Há mais de 15 anos, a goiabeira estava lá, bem na esquina do bloco A, da CLS 407. Não agredia, não impedia a passagem de homens, mulheres, velhos e crianças. Nem era um obstáculo para os cadeirantes. E, de lambuja, generosamente, oferecia frutos gratuitamente a quem desejasse degustá-los. Mas se antepôs diante da fachada de uma poderosa loja, revenda de uma marca muito popular de sandálias.
E não é que a goiabeira, mais antiga que a loja e anterior à invenção da popular sandália, começou atrapalhar os negócios. Como isso é possível? Ainda não se sabe. O que se percebe é que goiabeira e sandália ou sandália e goiabeira, ao menos, para alguns não combinam.
A ousada goiabeira ignorou a loja, que chegou ao local bem depois dela, e não inibiu o crescimento dos seus galhos, que teriam ficado entre a visão de potenciais clientes e o imenso painel que identifica o produto à venda. Taí, o motivo de a goiabeira e a loja não combinarem. Então, chegou a hora da goiabeira ser radicalmente punida. Ou, quem sabe, torturada. Os galhos abusados foram amputados. Óleo combustível queimado foi derramado sobre o tronco.
Agora, sim. Começou a punição: a morte será lenta. A goiabeira conhecerá a capacidade de uma pessoa ser cruel. Não que o algoz tenha prazer com esse gesto. O ideal mesmo seria guilhotinar a goiabeira com um só golpe. Mas isso chamaria por demais a atenção daqueles que ainda são sensíveis e rechaçam os atos violentos.
Matar a goiabeira sorrateiramente, sem alarde, seria a melhor a estratégia para ocultar o infrator da Lei nº 9.605/98, que dispõe sobre as sanções penais e administrativas derivadas de condutas e atividades lesivas ao meio ambiente. Em seu artigo 49, a lei tipifica como crime culposo, com pena de um a seis meses, quem “destruir, danificar, lesar ou maltratar, por qualquer modo ou meio, plantas de ornamentação de logradouros públicos ou em propriedade privada alheia”.
A estratégia de eliminar a goiabeira sem estardalhaço segue em curso.

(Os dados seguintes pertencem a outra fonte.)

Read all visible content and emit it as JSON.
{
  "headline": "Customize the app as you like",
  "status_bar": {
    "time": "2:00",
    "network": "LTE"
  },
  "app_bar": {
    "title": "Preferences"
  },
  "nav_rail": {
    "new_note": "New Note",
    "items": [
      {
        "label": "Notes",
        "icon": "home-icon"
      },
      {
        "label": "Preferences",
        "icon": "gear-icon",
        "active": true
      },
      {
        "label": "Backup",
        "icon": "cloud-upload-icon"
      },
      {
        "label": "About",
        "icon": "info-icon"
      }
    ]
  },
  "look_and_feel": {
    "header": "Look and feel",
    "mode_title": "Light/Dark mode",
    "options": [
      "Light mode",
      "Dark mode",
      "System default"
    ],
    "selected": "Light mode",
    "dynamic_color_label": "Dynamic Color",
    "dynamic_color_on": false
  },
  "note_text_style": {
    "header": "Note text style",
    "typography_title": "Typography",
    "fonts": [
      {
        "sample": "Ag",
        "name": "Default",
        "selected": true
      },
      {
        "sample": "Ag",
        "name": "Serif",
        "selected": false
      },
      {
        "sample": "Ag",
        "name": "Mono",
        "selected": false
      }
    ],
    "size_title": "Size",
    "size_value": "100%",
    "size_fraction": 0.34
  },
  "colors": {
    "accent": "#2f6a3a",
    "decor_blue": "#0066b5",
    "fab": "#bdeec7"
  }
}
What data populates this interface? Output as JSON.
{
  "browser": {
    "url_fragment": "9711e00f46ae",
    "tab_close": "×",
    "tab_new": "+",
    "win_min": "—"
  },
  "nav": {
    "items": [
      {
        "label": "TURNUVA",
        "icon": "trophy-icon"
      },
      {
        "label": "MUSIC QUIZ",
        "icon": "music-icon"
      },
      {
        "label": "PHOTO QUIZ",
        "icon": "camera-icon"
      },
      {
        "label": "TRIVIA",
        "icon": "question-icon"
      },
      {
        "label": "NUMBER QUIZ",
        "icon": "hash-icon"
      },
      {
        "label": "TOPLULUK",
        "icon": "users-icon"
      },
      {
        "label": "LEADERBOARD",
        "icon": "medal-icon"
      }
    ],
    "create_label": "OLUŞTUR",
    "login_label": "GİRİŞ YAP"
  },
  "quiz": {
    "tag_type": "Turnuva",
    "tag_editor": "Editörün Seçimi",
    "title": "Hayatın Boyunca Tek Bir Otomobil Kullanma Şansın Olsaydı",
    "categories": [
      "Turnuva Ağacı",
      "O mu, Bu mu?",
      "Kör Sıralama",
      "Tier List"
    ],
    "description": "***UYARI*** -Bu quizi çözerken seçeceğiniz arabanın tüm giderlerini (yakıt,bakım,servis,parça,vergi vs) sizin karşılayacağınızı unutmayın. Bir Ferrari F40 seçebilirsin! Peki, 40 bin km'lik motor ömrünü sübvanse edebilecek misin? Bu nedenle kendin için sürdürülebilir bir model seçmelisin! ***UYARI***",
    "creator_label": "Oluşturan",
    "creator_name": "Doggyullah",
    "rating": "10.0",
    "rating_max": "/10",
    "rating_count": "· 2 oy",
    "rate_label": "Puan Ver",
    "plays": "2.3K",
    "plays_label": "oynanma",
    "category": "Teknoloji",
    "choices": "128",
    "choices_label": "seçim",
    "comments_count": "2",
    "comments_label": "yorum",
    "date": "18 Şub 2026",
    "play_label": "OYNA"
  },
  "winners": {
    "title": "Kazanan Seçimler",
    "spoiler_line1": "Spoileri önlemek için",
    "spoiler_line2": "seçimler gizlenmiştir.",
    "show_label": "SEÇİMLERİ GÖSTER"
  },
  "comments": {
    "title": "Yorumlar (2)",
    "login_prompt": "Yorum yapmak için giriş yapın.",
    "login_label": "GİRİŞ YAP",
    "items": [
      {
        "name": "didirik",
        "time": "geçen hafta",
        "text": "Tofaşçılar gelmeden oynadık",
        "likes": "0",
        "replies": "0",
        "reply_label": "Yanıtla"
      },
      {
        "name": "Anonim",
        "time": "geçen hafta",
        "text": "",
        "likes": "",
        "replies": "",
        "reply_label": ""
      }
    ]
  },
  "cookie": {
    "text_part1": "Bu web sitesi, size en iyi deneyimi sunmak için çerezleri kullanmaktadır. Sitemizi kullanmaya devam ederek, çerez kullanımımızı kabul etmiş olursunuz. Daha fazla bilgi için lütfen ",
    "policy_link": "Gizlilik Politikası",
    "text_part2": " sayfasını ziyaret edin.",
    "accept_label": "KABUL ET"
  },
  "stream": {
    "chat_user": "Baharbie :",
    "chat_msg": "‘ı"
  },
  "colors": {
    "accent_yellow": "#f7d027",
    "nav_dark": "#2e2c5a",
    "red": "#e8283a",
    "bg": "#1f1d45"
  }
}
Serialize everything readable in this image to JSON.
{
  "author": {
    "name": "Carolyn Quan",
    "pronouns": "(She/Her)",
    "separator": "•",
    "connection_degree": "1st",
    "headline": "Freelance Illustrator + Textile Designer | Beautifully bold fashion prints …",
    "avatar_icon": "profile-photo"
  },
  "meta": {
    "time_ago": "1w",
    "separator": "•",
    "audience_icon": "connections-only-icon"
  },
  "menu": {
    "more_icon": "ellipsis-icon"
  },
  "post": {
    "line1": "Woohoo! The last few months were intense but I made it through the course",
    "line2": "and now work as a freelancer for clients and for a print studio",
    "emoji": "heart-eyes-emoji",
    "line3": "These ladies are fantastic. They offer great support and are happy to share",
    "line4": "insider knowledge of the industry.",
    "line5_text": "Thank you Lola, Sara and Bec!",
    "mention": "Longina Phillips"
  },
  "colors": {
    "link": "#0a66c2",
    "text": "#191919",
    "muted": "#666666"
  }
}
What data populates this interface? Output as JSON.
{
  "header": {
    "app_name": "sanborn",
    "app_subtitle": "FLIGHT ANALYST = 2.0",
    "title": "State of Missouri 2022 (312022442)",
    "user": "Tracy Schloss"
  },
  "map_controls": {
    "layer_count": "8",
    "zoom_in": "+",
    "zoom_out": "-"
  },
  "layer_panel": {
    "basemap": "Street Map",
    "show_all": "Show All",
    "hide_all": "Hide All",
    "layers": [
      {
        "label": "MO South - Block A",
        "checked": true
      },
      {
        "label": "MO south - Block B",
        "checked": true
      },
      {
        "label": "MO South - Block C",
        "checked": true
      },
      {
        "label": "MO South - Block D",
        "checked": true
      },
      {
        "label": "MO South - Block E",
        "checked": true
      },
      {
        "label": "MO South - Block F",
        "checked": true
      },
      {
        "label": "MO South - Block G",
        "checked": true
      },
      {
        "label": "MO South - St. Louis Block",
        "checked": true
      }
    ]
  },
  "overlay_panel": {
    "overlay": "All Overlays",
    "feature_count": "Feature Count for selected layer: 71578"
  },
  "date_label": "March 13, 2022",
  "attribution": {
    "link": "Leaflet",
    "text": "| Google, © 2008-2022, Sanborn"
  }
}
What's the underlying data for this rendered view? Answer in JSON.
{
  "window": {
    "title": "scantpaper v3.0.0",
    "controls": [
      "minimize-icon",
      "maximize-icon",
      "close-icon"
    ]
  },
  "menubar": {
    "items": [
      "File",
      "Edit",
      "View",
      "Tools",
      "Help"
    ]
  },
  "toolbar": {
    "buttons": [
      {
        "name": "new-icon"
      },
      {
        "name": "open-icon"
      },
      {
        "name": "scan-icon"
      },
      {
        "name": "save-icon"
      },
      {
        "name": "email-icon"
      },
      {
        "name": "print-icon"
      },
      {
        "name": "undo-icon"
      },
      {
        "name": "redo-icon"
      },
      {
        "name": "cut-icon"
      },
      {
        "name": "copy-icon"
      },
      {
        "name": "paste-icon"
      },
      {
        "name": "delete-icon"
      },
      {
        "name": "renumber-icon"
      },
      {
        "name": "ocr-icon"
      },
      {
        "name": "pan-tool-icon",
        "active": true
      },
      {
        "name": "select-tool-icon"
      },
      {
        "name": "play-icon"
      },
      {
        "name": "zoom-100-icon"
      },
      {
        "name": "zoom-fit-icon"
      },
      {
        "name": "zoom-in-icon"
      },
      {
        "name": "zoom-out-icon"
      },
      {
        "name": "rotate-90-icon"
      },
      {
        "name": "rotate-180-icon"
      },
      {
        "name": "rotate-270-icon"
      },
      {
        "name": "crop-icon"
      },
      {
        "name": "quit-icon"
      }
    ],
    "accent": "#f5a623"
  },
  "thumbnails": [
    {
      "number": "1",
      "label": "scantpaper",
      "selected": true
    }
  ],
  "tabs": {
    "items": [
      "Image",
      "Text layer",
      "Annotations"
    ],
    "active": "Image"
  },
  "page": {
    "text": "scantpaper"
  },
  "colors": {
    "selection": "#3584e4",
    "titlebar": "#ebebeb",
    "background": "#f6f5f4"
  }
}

Ninguém apura quem foi arrancou os galhos da goiabeira. Há suspeitas e elas recaem sobre o mais interessado no desaparecimento da goiabeira, provavelmente o dono da loja ou de um empregado bajulador, que não quer ver o patrãozinho aborrecido.
Cadê as autoridades? Mais uma vez vão ignorar a lei? Hoje é a vez da goiabeira. Amanhã será outra árvore. Depois, outra e mais outra. O verde vai perdendo espaço para interesses que não correspondem aos da comunidade. A lei não cumprida. As árvores ficam subjugadas a interesses econômicos. E não como deixar de perguntar: Cadê a autoridade? Vamos regar a impunidade, para que ela prospere e faça brotar todas as espécies de crimes, até os ambientais? Da omissão não se pode esperar outros frutos que não sejam violência e impunidade.